The 'Camel Chevrolet' commercial shoot, where Rod Tidwell (Oscar-winning Cuba Gooding Jr) refuses to mount camel is in Arizona, against the backdrop of the majestic rock formation of Flat Iron Peak in the Superstition Mountains of Lost Dutchman State Park, 6109 North Apache Trail, Apache Junction.
Named after the fabled lost gold mine, Lost Dutchman State Park is located in the Sonoran Desert, 40 miles east of Phoenix. The legend of the Lost Dutchman's Gold Mine centers around the Superstition Mountains (their name inspired by Pima Indian legends), where a German immigrant named Jacob Waltz supposedly discovered a mother lode of gold and only revealed its location on his deathbed to a boarding-house owner who had taken care of him for many years.
Several mines have been claimed to be Waltz's but no claims have yet been verified. Learn more at the Superstition Mountain Museum , 4087 North Apache Trail, in Apache Junction.
The climactic football game, where Tidwell gets knocked out cold, was played in the Sun Devil Stadium, 500 East Veterans Way, on the campus of Arizona State University, between First and Fifth Streets and Rural and Mill Avenues, downtown Tempe.

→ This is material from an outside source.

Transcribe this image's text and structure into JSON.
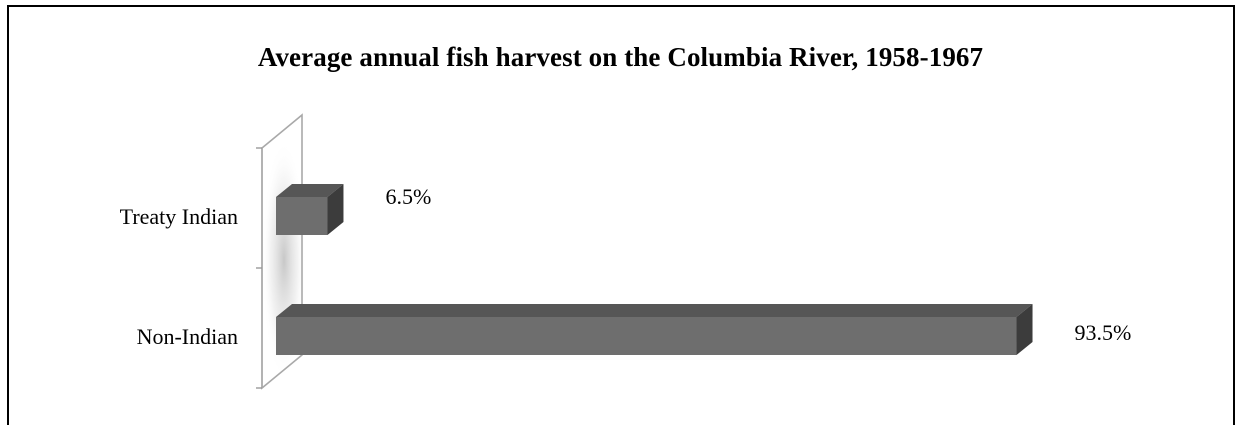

The Stadium has been the setting for several movies over the years, including the 1976 version of A Star is Born with Barbra Streisand and Kris Kristofferson, Joel and Ethan Coen's 1987 Raising Arizona, 1980's Used Cars and two rockumentaries – U2's 1988 Rattle and Hum and The Rolling Stones' 1983 Let's Spend the Night Together.